Pictured here @ Agawa Rock is a Lake Sturgeon, the King of Fish to the Ojibwe people. (photo credit: http://www.flickr.com/photos/eskimo_jo/2744518571/
Sturgeons can live more than 100 years, weigh more than 200 pounds and measure 7 feet.
Commercial fishermen considered the sturgeons a nuisance. They stacked sturgeon like cord wood and left them to rot along the shoreline.
Then fish processors realized sturgeon eggs could feed a voracious appetite for caviar. The poor fish were better off when people thought they were a nuisance. They became the focus of a booming caviar industry that flourished in the Great Lakes region for all of 10 to 15 years.
When the sturgeons were gone, entrepreneurs went elsewhere.
This book tells about people around Lake Winnebago (Wisconsin’s biggest lake) who formed Sturgeons for Tomorrow to restore the sturgeons. They worked together to get protective legislation and develop a successful method of propagating little sturgeon babies in fish hatcheries.
Today these little fish are released with metal clip on their fins, and some of them even have passive integrated transponders or PIT tags (the same kind people have injected into their pets).

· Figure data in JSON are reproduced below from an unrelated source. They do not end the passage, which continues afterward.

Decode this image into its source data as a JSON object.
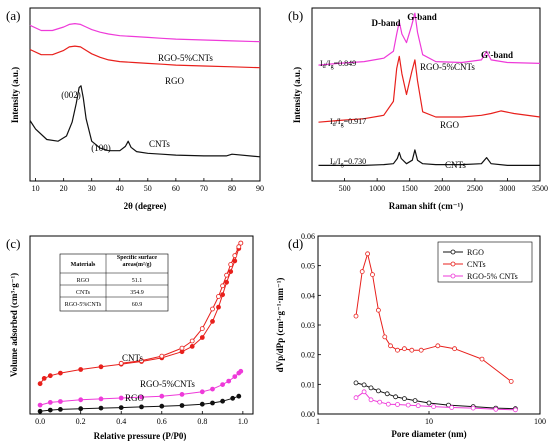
{
  "figure": {
    "panels": [
      "(a)",
      "(b)",
      "(c)",
      "(d)"
    ]
  },
  "chart_data": [
    {
      "type": "line",
      "panel_label": "(a)",
      "xlabel": "2θ (degree)",
      "ylabel": "Intensity (a.u.)",
      "xlim": [
        8,
        90
      ],
      "ylim": [
        0,
        10
      ],
      "xticks": [
        10,
        20,
        30,
        40,
        50,
        60,
        70,
        80,
        90
      ],
      "series": [
        {
          "name": "RGO-5%CNTs",
          "color": "#ee3ad9",
          "x": [
            8,
            12,
            16,
            20,
            22,
            24,
            26,
            28,
            30,
            33,
            36,
            40,
            45,
            50,
            55,
            60,
            70,
            80,
            90
          ],
          "y": [
            9.0,
            8.7,
            8.7,
            8.9,
            9.05,
            9.1,
            9.05,
            8.9,
            8.75,
            8.6,
            8.5,
            8.4,
            8.35,
            8.3,
            8.25,
            8.2,
            8.15,
            8.1,
            8.05
          ]
        },
        {
          "name": "RGO",
          "color": "#e8201c",
          "x": [
            8,
            12,
            16,
            20,
            22,
            24,
            26,
            28,
            30,
            33,
            36,
            40,
            45,
            50,
            55,
            60,
            70,
            80,
            90
          ],
          "y": [
            7.6,
            7.3,
            7.3,
            7.55,
            7.75,
            7.8,
            7.75,
            7.55,
            7.35,
            7.15,
            7.0,
            6.9,
            6.85,
            6.8,
            6.75,
            6.7,
            6.65,
            6.6,
            6.55
          ]
        },
        {
          "name": "CNTs",
          "color": "#111111",
          "x": [
            8,
            10,
            14,
            18,
            21,
            23,
            24.5,
            25.5,
            26.2,
            27,
            28,
            30,
            33,
            36,
            40,
            42,
            43,
            44,
            46,
            50,
            55,
            60,
            70,
            78,
            80,
            90
          ],
          "y": [
            3.5,
            3.0,
            2.4,
            2.3,
            2.6,
            3.4,
            4.5,
            5.4,
            5.5,
            4.8,
            3.6,
            2.3,
            1.9,
            1.75,
            1.75,
            2.0,
            2.3,
            1.95,
            1.7,
            1.6,
            1.55,
            1.5,
            1.45,
            1.45,
            1.55,
            1.4
          ]
        }
      ],
      "annotations": [
        {
          "text": "(002)",
          "x": 26,
          "y": 5.9
        },
        {
          "text": "(100)",
          "x": 43,
          "y": 2.7
        }
      ]
    },
    {
      "type": "line",
      "panel_label": "(b)",
      "xlabel": "Raman shift (cm⁻¹)",
      "ylabel": "Intensity (a.u.)",
      "xlim": [
        0,
        3500
      ],
      "ylim": [
        0,
        10
      ],
      "xticks": [
        500,
        1000,
        1500,
        2000,
        2500,
        3000,
        3500
      ],
      "band_labels": [
        "D-band",
        "G-band",
        "G'-band"
      ],
      "series": [
        {
          "name": "RGO-5%CNTs",
          "color": "#ee3ad9",
          "ratio": "0.849",
          "x": [
            100,
            400,
            800,
            1100,
            1250,
            1300,
            1340,
            1380,
            1450,
            1530,
            1580,
            1620,
            1700,
            1900,
            2300,
            2600,
            2680,
            2750,
            3000,
            3500
          ],
          "y": [
            6.7,
            6.8,
            6.9,
            7.1,
            7.5,
            8.5,
            9.2,
            8.5,
            8.0,
            9.0,
            9.7,
            8.6,
            7.3,
            6.9,
            6.85,
            7.0,
            7.5,
            7.0,
            6.85,
            6.8
          ]
        },
        {
          "name": "RGO",
          "color": "#e8201c",
          "ratio": "0.917",
          "x": [
            100,
            400,
            800,
            1100,
            1250,
            1300,
            1340,
            1380,
            1450,
            1530,
            1580,
            1620,
            1700,
            1900,
            2300,
            2600,
            2750,
            2900,
            3100,
            3500
          ],
          "y": [
            3.4,
            3.5,
            3.6,
            3.8,
            4.6,
            6.5,
            7.2,
            6.2,
            5.0,
            6.3,
            7.0,
            5.8,
            4.0,
            3.7,
            3.7,
            3.8,
            3.9,
            4.05,
            3.9,
            3.7
          ]
        },
        {
          "name": "CNTs",
          "color": "#111111",
          "ratio": "0.730",
          "x": [
            100,
            400,
            800,
            1100,
            1250,
            1310,
            1340,
            1370,
            1450,
            1540,
            1580,
            1620,
            1700,
            1900,
            2300,
            2600,
            2680,
            2750,
            3000,
            3500
          ],
          "y": [
            0.9,
            0.9,
            0.9,
            0.95,
            1.0,
            1.3,
            1.65,
            1.3,
            1.0,
            1.2,
            1.8,
            1.2,
            1.0,
            0.95,
            0.95,
            1.0,
            1.35,
            1.0,
            0.9,
            0.9
          ]
        }
      ]
    },
    {
      "type": "scatter",
      "panel_label": "(c)",
      "xlabel": "Relative pressure (P/P0)",
      "ylabel": "Volume adsorbed (cm³·g⁻¹)",
      "xlim": [
        -0.05,
        1.05
      ],
      "ylim": [
        0,
        10
      ],
      "xticks": [
        0.0,
        0.2,
        0.4,
        0.6,
        0.8,
        1.0
      ],
      "table": {
        "headers": [
          "Materials",
          "Specific surface areas(m²/g)"
        ],
        "rows": [
          [
            "RGO",
            "51.1"
          ],
          [
            "CNTs",
            "354.9"
          ],
          [
            "RGO-5%CNTs",
            "60.9"
          ]
        ]
      },
      "series": [
        {
          "name": "CNTs",
          "color": "#e8201c",
          "x": [
            0.0,
            0.02,
            0.05,
            0.1,
            0.2,
            0.3,
            0.4,
            0.5,
            0.6,
            0.7,
            0.75,
            0.8,
            0.85,
            0.88,
            0.9,
            0.92,
            0.94,
            0.96,
            0.98,
            0.99
          ],
          "y": [
            1.7,
            2.0,
            2.15,
            2.3,
            2.5,
            2.65,
            2.8,
            2.95,
            3.15,
            3.5,
            3.8,
            4.3,
            5.2,
            6.0,
            6.7,
            7.4,
            8.0,
            8.6,
            9.3,
            9.6
          ],
          "desorption_y": [
            null,
            null,
            null,
            null,
            null,
            null,
            2.85,
            3.0,
            3.25,
            3.7,
            4.1,
            4.8,
            5.9,
            6.6,
            7.2,
            7.8,
            8.4,
            8.9,
            9.4,
            9.6
          ]
        },
        {
          "name": "RGO-5%CNTs",
          "color": "#ee3ad9",
          "x": [
            0.0,
            0.05,
            0.1,
            0.2,
            0.3,
            0.4,
            0.5,
            0.6,
            0.7,
            0.8,
            0.85,
            0.9,
            0.93,
            0.96,
            0.98,
            0.99
          ],
          "y": [
            0.5,
            0.65,
            0.7,
            0.8,
            0.85,
            0.9,
            0.95,
            1.0,
            1.1,
            1.25,
            1.4,
            1.65,
            1.85,
            2.1,
            2.3,
            2.4
          ]
        },
        {
          "name": "RGO",
          "color": "#111111",
          "x": [
            0.0,
            0.05,
            0.1,
            0.2,
            0.3,
            0.4,
            0.5,
            0.6,
            0.7,
            0.8,
            0.85,
            0.9,
            0.95,
            0.98
          ],
          "y": [
            0.15,
            0.22,
            0.26,
            0.3,
            0.33,
            0.36,
            0.4,
            0.44,
            0.48,
            0.55,
            0.62,
            0.72,
            0.88,
            1.0
          ]
        }
      ],
      "labels": [
        {
          "text": "CNTs",
          "x": 0.53,
          "y": 3.45
        },
        {
          "text": "RGO-5%CNTs",
          "x": 0.65,
          "y": 1.35
        },
        {
          "text": "RGO",
          "x": 0.48,
          "y": 0.6
        }
      ]
    },
    {
      "type": "line",
      "panel_label": "(d)",
      "xlabel": "Pore diameter (nm)",
      "ylabel": "dVp/dPp (cm³·g⁻¹·nm⁻¹)",
      "xscale": "log",
      "xlim": [
        1,
        100
      ],
      "ylim": [
        0,
        0.06
      ],
      "xticks": [
        1,
        10,
        100
      ],
      "yticks": [
        0.0,
        0.01,
        0.02,
        0.03,
        0.04,
        0.05,
        0.06
      ],
      "legend_position": "top-right",
      "series": [
        {
          "name": "RGO",
          "color": "#111111",
          "x": [
            2.2,
            2.6,
            3.0,
            3.5,
            4.2,
            5.0,
            6.0,
            7.5,
            10,
            15,
            25,
            40,
            60
          ],
          "y": [
            0.0105,
            0.0098,
            0.0088,
            0.0078,
            0.0068,
            0.0058,
            0.0052,
            0.0045,
            0.0037,
            0.003,
            0.0025,
            0.002,
            0.0018
          ]
        },
        {
          "name": "CNTs",
          "color": "#e8201c",
          "x": [
            2.2,
            2.5,
            2.8,
            3.1,
            3.5,
            4.0,
            4.5,
            5.2,
            6.0,
            7.0,
            8.5,
            12,
            17,
            30,
            55
          ],
          "y": [
            0.033,
            0.048,
            0.054,
            0.047,
            0.035,
            0.026,
            0.023,
            0.0215,
            0.022,
            0.0215,
            0.0215,
            0.023,
            0.022,
            0.0185,
            0.011
          ]
        },
        {
          "name": "RGO-5% CNTs",
          "color": "#ee3ad9",
          "x": [
            2.2,
            2.6,
            3.0,
            3.6,
            4.3,
            5.2,
            6.5,
            8,
            11,
            16,
            25,
            40,
            60
          ],
          "y": [
            0.0055,
            0.0075,
            0.0048,
            0.004,
            0.0033,
            0.0032,
            0.003,
            0.0028,
            0.0025,
            0.0022,
            0.002,
            0.0016,
            0.0014
          ]
        }
      ]
    }
  ]
}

When sturgeons are caught, they can be scanned, creating a huge data base about where they go. Some have radio transponders that can be tracked by air all year long.
Sturgeon are still fished, but in a very controlled manner that has helped increase rather than decimate their numbers. People who get one of the few sturgeon permits fish from little, windowless huts on the ice. They cut a hole through to the water and lay by it, peering in, waiting to spear a sturgeon. They fish with a big forked implement that looks like Neptune’s trident. They are reminiscent of the kind that Native Americans used, are locally made and cost around $200.
Sturgeon fishers are dedicated. Some people try for 15 years and never get a sturgeon. If you take your eyes away from that hole for one second, the only fish of your lifetime could go by.
If you get “lucky,” you can have powerful fish on the end of your spear that weighs more than you do which you now have to wrestle out of the hole and into a truck.
According to Schmitt Kline, sturgeon tastes buttery, not fishy and smokes into something very pleasing. You and I will probably never know because the only way to find out is to spear one. You can’t order it in a restaurant. It’s illegal to take your catch out of the state.
That’s fine with me.
I don’t eat meat – and yes, that includes fish. (Why do people keep asking me that?)
I’m just glad that we haven’t yet managed to push this peaceful fish off the planet.